Seney National Wildlife Refuge:
Pine Creek North Wildfire
Torching on the Pine Creek North Wildfire. U.S. Fish and Wildlife Service photo by Sara Giles
In the wee hours of the morning on Monday May 21, lighting struck igniting a fire in a section of the Seney National Wildlife Refuge, just north of the Fishing Loop. By the time the fire was reported to refuge personnel, at about 2:30 p.m., more than 60 acres had already burned and refuge personnel sprang into action. The fire was promptly accessed, and plans were quickly made to put out the blaze.
Fortunately, refuge staff members are intimately familiar with the area and Seney National Wildlife Refuge Fire Management Officer Gary Lindsey had spent many hours preparing for just such an emergency. Many areas of the refuge have established fire plans which assist with managing an incident such as this. With plan in hand, Lindsey and other fire personnel were able to effectively call in resources and begin to suppress the fire.
Sometimes the safest, easiest, most environmentally-friendly and cost-effective way to extinguish a fire is by conducting burn out operations. A burn out is when firefighters ignite fire inside a control line to consume fuel between the leading edge of the fire and the control line. On the Pine Creek North Fire firefighters used man-made and natural barriers such as streams, ditches, roads, lakes, etc., as control lines. By igniting fire along these features in a purposefully timed and controlled manner, the fire fighters were able to burn out the fuel between these features using fire with less intensity than if the fire had burned up to them unchecked. During the Pine Creek North Wildfire, this practice was used to stop the fire from spreading past the Holland Ditch. The refuge’s pool system and the Fishing Loop road stopped the spread of the fire to the south.

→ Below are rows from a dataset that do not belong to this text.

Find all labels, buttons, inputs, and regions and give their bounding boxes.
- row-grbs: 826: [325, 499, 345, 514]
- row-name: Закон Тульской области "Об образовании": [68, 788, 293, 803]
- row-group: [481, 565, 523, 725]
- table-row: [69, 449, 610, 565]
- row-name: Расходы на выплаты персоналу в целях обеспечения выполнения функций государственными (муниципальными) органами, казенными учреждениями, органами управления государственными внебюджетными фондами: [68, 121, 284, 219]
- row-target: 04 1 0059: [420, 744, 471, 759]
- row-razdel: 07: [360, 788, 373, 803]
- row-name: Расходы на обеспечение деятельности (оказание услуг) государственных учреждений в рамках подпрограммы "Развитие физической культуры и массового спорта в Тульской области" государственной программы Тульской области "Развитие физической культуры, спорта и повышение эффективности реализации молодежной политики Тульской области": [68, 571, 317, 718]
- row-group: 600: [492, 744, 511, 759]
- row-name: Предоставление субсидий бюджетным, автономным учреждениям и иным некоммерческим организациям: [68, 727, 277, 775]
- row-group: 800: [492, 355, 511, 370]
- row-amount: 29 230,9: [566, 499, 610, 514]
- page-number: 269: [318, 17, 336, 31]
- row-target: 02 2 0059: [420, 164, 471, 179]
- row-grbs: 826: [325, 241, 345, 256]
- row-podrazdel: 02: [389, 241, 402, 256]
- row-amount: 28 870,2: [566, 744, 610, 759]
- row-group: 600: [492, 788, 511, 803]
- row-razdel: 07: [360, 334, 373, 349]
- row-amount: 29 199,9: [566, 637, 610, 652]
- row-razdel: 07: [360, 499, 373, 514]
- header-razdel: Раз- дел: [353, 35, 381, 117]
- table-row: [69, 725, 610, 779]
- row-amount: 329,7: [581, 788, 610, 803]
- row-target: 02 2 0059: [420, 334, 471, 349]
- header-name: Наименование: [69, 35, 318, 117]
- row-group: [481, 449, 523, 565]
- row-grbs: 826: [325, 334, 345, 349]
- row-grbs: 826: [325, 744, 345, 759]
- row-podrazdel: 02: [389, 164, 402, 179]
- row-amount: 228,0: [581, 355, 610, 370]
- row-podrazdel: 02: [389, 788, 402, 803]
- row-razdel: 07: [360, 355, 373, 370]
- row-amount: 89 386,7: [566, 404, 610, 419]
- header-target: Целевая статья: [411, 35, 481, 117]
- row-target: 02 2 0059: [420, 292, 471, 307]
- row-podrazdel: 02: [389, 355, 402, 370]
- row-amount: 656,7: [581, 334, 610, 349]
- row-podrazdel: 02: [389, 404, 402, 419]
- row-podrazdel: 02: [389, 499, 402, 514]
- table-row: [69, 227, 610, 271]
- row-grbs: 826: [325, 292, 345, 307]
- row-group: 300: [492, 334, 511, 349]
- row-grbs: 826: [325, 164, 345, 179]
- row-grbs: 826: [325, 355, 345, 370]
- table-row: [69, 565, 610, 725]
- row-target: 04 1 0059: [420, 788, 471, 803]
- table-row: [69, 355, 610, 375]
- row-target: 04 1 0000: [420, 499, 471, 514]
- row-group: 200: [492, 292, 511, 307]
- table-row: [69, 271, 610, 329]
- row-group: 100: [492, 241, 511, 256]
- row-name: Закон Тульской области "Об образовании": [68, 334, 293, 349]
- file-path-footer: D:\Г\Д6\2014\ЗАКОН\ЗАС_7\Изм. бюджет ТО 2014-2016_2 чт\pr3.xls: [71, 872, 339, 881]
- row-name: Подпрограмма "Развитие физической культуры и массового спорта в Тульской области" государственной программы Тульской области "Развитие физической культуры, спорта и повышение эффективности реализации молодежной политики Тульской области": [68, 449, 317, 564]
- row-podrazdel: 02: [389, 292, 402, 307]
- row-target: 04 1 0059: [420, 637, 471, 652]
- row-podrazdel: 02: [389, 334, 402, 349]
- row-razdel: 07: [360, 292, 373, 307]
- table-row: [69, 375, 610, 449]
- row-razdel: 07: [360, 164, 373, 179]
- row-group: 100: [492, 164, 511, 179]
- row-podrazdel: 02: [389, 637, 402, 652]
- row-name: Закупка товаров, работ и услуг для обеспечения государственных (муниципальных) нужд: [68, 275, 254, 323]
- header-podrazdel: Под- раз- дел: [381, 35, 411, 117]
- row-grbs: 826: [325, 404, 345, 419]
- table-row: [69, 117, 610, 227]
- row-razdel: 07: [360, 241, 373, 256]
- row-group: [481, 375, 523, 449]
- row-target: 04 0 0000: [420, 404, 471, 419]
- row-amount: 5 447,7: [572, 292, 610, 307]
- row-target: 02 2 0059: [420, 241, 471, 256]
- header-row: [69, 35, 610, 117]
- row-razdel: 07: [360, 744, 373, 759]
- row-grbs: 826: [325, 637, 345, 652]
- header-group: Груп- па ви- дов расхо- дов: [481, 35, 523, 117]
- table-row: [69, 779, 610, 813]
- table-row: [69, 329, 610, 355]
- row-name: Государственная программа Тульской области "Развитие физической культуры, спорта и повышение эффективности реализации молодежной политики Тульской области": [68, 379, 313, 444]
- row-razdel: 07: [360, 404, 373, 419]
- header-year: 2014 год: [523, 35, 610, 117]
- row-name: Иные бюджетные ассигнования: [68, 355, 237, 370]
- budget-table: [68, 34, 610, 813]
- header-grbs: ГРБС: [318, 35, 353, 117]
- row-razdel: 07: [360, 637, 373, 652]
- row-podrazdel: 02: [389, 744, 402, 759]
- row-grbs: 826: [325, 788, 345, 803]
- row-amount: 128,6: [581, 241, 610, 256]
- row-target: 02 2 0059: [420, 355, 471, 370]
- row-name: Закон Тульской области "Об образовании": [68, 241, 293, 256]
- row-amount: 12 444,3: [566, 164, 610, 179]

On May 23, the fire made a run that threw burning embers a distance of quarter mile across Pine Creek Road and Pine Creek igniting a spot fire. This occurred before the crews had time to complete the burn out operation along Pine Creek Road.
The spot fire burned 400 acres before it was finally contained. Seven amphibious tracked vehicles, two CL-215 air tankers and a type one helicopter were used to help slow and eventually put out this fire.
An effective technique used when dealing with this portion of the fire was to use compress lines where the tracked vehicles drove over marsh plants and pressed them into the water to help slow the fire’s spread. These compressed lines were then burned out to create a barrier.
Refuge managers also diverted as much water as possible into these wetlands to raise the water levels which helped stop the spread of the fire.
About one and a half weeks after the wildfire began it was listed as contained. In the end, roughly 3,420 acres burned. It is important to remember that wildfire is a natural occurrence and vital for the health of most forests. Wild animals have evolved with fire and, if they are able, they walk, run, fly, swim or dig to escape.
More than a century ago, wildfire spread through this area uncontrolled with few homes or buildings in its path, leaving the area revitalized and new. Today, we control wildfire to stop the damage it may cause to our communities. Fire isn't always bad for our environment; it’s bad for us because we live among landscapes that need fire to survive.